What do you want to be?

I want to be a good role model for my kids. I want them to know what love looks like and sounds like. I want to be a good help mate for my husband. I want to be a support and a confidant for him. I want to be a faithful friend who will tell you the truth even when it hurts.

All of these are good and I believe they are very important. But more than all of these I want to be on fire for Jesus. I want to be consumed by Him. I want to be His close friend. Ready to move and walk with Him wherever He leads. It's all about Him. This life is all about our relationship with the Creator of the universe. He loves us so much it is mind boggling! He gave His only Son for me. And for you. So we can be with Him in glory for eternity. Because He has done so much for me I want to give Him my life.

But, when I am not careful to guard my heart and I let my guard down there are moments in my life when I loose sight of Him. In that moment of complacency  I loose sight of what really matters. In that moment my eyes are not fixed on the author and finisher of my faith, but are focused on things that will not matter in eternity. Then I am tempted with thoughts of selfishness and not being satisfied.

In Revelation 3:15-16, Jesus says, "I know your deeds, that you are neither cold nor hot. I wish you were either one or the other! So, because you are lukewarm--neither hot nor cold--I am about to spit you out of my mouth."  

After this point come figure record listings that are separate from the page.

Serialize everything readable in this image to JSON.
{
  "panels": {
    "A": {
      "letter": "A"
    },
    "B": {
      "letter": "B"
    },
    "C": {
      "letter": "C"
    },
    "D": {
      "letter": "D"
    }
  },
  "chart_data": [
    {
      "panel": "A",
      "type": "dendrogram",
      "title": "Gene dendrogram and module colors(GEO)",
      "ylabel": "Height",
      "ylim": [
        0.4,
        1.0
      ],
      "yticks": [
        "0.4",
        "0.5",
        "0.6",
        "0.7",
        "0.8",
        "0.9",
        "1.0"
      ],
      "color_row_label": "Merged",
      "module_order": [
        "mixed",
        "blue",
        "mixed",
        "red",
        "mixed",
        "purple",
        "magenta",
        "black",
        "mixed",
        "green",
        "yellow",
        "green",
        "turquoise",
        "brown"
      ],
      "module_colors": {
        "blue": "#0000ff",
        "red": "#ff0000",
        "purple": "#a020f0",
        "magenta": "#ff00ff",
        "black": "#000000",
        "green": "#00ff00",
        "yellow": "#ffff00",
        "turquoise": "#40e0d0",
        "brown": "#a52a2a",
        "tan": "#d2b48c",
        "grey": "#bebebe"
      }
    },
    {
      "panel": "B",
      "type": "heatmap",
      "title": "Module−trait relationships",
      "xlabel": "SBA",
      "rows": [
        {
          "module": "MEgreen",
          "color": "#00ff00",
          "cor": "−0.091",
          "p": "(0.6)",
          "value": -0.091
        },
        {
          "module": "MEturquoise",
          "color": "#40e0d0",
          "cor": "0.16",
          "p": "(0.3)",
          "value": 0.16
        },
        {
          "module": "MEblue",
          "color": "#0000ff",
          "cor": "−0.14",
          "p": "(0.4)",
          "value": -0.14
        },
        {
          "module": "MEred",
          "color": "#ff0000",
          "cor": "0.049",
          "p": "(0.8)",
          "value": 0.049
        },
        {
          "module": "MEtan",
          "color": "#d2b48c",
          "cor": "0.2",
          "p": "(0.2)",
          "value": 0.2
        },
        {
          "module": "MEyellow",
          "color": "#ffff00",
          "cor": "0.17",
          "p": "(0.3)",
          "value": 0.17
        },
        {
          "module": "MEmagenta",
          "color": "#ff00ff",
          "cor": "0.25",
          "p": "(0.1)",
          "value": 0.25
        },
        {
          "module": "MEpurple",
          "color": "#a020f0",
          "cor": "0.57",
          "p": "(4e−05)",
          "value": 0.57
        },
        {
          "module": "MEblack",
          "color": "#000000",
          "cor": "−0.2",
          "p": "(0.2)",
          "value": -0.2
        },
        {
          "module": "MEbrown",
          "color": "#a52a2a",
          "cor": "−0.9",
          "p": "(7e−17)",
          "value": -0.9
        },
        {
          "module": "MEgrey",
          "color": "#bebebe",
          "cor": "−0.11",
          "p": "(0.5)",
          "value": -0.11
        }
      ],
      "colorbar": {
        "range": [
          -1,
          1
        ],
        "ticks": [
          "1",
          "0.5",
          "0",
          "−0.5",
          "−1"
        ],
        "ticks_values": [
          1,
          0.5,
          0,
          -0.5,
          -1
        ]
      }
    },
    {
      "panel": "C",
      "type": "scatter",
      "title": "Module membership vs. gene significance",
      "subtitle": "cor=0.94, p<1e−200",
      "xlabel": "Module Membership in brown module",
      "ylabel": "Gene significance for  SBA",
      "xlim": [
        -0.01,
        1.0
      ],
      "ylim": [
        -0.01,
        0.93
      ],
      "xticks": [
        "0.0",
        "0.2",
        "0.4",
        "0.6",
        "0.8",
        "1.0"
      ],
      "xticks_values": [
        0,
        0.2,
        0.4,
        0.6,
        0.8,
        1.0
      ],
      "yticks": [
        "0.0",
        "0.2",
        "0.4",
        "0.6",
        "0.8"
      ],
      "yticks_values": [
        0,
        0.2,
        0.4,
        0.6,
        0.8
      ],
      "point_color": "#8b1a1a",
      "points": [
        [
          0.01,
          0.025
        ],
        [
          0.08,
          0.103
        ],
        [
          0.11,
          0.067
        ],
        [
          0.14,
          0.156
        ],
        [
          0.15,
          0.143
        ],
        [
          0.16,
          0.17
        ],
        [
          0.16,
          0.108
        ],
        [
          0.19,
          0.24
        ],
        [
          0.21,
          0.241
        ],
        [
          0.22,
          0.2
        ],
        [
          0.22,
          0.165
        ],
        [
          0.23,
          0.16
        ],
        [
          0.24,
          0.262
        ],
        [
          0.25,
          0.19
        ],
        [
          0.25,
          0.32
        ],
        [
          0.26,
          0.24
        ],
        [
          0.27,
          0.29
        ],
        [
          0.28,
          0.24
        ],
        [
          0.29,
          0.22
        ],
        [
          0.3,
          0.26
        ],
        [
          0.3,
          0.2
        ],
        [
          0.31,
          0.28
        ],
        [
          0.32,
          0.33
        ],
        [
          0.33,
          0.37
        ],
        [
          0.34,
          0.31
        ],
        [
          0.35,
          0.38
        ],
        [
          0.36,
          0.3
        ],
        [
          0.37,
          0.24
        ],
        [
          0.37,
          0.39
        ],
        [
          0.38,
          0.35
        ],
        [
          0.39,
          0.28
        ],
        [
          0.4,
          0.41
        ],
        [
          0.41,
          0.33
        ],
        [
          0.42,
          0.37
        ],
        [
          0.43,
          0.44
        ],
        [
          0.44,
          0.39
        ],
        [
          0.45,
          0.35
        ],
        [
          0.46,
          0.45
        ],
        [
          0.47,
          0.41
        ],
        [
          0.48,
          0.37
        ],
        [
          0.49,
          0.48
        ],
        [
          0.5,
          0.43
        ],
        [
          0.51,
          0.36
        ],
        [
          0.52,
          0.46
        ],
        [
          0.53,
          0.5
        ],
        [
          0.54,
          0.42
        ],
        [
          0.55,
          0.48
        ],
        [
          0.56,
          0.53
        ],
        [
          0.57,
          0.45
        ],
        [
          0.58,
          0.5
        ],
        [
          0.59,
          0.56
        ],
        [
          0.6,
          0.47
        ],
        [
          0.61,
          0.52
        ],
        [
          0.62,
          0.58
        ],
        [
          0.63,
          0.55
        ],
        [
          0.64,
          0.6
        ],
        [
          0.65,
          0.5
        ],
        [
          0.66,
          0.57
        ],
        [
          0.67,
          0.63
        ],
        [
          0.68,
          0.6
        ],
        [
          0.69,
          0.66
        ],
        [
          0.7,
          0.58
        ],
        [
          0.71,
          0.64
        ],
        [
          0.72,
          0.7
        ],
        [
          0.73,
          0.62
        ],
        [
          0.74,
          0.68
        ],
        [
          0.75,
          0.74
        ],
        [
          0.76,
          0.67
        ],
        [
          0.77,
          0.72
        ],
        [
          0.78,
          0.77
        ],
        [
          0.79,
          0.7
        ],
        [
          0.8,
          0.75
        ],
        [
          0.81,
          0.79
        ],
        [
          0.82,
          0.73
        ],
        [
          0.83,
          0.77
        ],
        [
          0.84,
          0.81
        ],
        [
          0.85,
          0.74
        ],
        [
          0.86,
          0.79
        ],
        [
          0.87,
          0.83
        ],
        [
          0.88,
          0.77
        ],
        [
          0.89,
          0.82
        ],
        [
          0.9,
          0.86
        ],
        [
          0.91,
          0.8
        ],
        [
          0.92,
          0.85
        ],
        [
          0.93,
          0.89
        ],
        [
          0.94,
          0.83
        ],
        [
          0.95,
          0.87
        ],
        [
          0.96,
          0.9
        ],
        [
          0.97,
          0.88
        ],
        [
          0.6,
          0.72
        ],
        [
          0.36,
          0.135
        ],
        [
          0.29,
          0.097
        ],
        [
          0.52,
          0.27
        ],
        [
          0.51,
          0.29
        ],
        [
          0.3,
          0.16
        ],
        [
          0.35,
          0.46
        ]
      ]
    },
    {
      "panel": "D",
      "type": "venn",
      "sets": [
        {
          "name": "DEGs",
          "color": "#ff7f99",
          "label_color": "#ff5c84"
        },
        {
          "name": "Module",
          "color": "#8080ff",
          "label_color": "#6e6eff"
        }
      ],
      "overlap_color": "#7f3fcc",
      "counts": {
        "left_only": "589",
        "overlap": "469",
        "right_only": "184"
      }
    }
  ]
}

The lukewarm state feels really yucky. Believe me, I know. I come to the realization that I have idols in my life. I have allowed things or people or the latest update on facebook to become my focus and I drift for the moment from what I was made for.

I find that I am a messed up, pitiful, selfish person when I try to do life without Jesus. Life is soo much better and more satisfying when I do life with Him.

I was made for God and His purposes. I was made for love. I was made for more.

Thank you, God for saving me from selfishness and a lukewarm heart. You are always so faithful to forgive me. Thank you for your peace that surpasses all understanding. Nothing compares with your presence. Thank you that you are still working on me and you promise to never give up on me.

"Being confident of this, that he who began a good work in you will carry it on to completion until the day of Christ Jesus." Philippians 1:6




1 comment:

Unknown said...

This is beautiful and so true. Love Jesus!